On Tue, Jul 23, 2002 at 06:11:04PM +0000, Jason Holt wrote:
The default behavior for an SSL proxy is to pass the encrypted bytes back and forth, allowing you to connect all the way to the other server.
This isn't just the default behavior; it's the only defined behavior right?
However, it is possible for the proxy to have its own CA which has been added to your browser. Then it acts as a man in the middle and pretends to be the remote host to you, and vice versa. In that case, it works as you describe, watching the data during its interim decryption.
While it's _possible_ to do this, I've never heard of a server hosted application that advertises that it's doing this. I would think it would be quite hard to get a CA to issue you a certificate if this is what you intended to do with it (act as a general MITM on SSL connections you proxy). There have been applications which do this locally eg. a no longer shipped product called SafePassage by c2.net, and achilles a SSL debugger both of which are local proxies and both of which ask the user to install a certificate allowing this when they are installed. The installed certificate is self-signed however, and not issued by a CA, as it is only valid for that user machine anyway, the user won't want to buy a cert to authenticate information to their own machine, it would be less secure to do so, and the user won't want to pay for this certificate.

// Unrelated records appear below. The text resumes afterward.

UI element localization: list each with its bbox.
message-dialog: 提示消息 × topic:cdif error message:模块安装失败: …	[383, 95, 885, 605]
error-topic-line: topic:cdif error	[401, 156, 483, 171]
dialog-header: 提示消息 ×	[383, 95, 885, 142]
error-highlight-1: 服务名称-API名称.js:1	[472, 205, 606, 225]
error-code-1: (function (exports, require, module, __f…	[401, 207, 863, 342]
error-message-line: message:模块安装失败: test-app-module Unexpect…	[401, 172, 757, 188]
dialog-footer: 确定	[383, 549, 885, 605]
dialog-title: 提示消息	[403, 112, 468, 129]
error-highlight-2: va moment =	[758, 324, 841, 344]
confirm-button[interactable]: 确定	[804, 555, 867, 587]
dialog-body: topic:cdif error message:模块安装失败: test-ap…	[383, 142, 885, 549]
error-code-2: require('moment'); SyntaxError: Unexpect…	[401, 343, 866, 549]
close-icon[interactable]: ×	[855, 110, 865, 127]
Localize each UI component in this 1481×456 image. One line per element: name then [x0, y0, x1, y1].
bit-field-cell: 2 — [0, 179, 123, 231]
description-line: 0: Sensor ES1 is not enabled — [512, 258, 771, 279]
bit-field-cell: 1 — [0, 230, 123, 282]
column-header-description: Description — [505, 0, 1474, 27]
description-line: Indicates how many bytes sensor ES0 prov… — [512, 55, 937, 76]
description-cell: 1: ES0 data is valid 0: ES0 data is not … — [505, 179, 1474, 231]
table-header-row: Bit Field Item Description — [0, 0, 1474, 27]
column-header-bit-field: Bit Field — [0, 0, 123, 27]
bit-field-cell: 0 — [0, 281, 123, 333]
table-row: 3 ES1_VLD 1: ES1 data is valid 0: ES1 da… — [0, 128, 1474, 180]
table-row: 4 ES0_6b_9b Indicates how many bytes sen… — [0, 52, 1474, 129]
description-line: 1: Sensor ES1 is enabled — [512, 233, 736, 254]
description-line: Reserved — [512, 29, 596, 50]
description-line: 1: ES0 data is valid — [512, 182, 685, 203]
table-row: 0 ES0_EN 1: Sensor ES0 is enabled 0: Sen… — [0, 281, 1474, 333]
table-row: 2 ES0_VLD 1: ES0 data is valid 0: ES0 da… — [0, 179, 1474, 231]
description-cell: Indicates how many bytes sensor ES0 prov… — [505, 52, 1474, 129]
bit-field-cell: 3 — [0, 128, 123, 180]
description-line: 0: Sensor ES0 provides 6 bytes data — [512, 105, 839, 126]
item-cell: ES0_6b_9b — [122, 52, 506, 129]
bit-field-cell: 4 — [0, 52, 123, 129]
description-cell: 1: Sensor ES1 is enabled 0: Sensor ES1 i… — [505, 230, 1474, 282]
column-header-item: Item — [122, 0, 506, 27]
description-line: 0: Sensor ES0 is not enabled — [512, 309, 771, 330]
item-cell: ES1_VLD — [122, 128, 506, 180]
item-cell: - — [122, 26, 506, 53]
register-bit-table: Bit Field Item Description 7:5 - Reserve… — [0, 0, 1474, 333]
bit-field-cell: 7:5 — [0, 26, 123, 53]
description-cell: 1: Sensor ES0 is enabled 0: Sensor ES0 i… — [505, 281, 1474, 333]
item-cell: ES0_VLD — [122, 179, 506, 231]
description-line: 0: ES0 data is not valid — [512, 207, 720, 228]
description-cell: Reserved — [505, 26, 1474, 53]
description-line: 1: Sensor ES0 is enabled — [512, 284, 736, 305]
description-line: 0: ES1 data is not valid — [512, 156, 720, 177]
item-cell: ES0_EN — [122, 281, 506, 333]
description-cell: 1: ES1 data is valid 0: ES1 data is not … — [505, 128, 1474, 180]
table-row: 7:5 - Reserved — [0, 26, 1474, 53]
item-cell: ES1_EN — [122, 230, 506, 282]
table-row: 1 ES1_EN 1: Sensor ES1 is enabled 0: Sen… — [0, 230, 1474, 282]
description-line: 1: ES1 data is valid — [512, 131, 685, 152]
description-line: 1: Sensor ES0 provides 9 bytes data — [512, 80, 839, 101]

Typically, the proxy would give you generic certificates (like "*.com"),
Is there any software actually doing this? (I know wild card certs are available, but would think a wild card cert on .com would be a very dangerous thing for a CA to issue, and you'd hope browsers would be smart enough to reject such certs).
but it could conceivably generate a certificate for each site you visit ("secure.yahoo.com", etc.).